Research & Papers

Form Follows Function: Recursive Stem Model

New AI architecture achieves 97.5% Sudoku accuracy with just ~1 hour of training on a single A100 GPU.

Deep Dive

Researcher Navid Hakimi has introduced the Recursive Stem Model (RSM), a new architecture designed to overcome key limitations in existing recursive reasoning models like HRM and TRM. These models use small, weight-shared networks to solve complex puzzles through iterative refinement but suffer from slow, unstable training that can bias them toward greedy solutions. RSM changes the training contract by fully detaching the hidden-state history, treating early iterations as "warm-up," and applying loss only at the final step. This approach, combined with a stochastic outer-transition scheme, enables stable training at greater depths, resulting in a >20x speedup and a ~5x reduction in error rate compared to TRM.

The breakthrough capability is test-time scaling. While trained on a shallow recursion depth (H_train ~20), RSM can run inference for arbitrarily many refinement steps (H_test ~20,000), allowing the model to "think" much longer without any retraining. On the Sudoku-Extreme benchmark, this approach achieved 97.5% exact accuracy after only about one hour of training on a single A100 GPU. On a 30x30 Maze-Hard task, it reached ~80% accuracy in ~40 minutes.
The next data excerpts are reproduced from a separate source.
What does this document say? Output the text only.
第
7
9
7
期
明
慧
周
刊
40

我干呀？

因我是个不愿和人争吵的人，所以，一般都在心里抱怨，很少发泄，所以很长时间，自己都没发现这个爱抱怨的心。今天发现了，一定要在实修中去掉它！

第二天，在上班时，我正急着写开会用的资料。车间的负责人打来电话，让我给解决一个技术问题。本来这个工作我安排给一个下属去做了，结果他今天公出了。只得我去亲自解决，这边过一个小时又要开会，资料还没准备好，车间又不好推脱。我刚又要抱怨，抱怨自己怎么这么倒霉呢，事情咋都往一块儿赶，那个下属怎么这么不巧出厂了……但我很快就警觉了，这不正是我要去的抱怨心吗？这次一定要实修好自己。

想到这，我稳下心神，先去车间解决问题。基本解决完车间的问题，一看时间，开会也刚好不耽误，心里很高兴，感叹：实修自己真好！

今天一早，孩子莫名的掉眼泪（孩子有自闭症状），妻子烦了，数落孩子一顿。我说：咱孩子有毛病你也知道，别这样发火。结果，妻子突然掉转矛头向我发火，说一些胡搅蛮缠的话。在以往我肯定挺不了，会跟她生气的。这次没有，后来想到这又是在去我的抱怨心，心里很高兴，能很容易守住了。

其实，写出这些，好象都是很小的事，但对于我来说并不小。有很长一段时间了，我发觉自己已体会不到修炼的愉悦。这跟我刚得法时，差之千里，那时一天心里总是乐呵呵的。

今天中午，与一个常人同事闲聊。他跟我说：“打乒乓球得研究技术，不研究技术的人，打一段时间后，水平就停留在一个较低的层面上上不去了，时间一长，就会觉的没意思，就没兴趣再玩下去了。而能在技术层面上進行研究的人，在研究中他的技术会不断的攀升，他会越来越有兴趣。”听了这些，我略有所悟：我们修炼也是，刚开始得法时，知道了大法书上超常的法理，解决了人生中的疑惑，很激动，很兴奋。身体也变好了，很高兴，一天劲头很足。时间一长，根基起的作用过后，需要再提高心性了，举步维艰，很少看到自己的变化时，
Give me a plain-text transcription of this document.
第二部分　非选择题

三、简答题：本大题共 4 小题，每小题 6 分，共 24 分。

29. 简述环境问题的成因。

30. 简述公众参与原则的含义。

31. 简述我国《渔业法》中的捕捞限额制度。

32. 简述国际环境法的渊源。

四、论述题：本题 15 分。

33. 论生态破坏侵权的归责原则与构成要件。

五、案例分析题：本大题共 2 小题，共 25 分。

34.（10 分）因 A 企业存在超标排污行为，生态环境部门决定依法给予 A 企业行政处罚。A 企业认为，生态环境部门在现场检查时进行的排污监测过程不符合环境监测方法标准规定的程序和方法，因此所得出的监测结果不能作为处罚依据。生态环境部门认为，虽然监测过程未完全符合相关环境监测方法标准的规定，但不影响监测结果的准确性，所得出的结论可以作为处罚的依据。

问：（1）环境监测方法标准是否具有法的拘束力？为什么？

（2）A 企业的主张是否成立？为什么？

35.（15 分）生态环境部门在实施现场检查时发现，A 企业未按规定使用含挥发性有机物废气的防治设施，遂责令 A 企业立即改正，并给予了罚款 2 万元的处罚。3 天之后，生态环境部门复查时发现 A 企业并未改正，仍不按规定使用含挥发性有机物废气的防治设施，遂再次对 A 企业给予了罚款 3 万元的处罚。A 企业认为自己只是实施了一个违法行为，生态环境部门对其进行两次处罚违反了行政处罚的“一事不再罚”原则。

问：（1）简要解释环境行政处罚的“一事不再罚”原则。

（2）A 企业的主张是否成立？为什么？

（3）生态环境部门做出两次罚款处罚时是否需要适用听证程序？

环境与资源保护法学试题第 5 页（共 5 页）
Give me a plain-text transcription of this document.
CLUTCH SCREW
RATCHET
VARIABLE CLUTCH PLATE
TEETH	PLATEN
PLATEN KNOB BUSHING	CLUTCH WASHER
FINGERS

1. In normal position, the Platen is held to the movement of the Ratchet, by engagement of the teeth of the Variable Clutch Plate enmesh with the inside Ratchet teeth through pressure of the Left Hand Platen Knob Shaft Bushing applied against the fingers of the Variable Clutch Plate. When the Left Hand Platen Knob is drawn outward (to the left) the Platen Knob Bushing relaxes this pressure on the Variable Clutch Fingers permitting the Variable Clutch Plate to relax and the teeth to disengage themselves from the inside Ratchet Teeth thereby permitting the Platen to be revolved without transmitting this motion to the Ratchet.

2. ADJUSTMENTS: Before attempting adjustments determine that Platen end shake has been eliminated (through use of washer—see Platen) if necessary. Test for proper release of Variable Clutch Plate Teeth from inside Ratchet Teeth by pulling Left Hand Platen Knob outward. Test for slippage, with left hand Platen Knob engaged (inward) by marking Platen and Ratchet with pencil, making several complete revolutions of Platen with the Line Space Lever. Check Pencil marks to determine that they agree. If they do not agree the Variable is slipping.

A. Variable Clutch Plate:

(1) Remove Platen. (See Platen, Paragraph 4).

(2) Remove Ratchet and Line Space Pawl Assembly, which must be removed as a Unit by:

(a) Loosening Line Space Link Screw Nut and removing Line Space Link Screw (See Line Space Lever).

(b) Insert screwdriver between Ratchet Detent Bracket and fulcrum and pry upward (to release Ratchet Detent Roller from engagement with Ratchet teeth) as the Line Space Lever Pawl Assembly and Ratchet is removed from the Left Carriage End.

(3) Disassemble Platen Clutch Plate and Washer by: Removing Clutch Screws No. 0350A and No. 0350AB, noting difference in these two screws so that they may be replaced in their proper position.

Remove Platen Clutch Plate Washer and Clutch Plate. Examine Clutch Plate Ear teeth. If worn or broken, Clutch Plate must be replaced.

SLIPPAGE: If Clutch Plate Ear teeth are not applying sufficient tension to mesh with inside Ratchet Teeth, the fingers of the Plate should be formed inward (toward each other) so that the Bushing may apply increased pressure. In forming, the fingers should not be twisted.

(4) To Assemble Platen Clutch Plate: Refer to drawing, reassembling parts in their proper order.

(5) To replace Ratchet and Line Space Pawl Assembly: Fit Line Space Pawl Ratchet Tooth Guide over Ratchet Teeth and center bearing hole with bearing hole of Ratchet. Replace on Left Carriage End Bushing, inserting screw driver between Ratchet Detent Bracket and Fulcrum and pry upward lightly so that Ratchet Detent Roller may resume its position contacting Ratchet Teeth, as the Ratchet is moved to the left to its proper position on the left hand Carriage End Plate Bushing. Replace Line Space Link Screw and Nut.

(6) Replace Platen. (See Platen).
Furthermore, RSM's iterative settling process provides a built-in reliability metric. Non-converging trajectories signal that the model hasn't found a viable solution, acting as a guard against hallucination. Stable fixed points can then be paired with external verifiers for practical correctness checks, offering a path toward more trustworthy AI reasoning systems.

Key Points
  • Trains >20x faster than Tiny Recursive Model (TRM) with ~5x lower error rate.
  • Enables test-time scaling: inference can run for ~20,000 steps vs. 20 trained, allowing unlimited "thinking".
  • Achieves 97.5% accuracy on Sudoku-Extreme with just ~1 hour of training on one A100.

Why It Matters

Paves the way for AI that can reason deeply on complex problems with less compute, offering built-in reliability signals against hallucinations.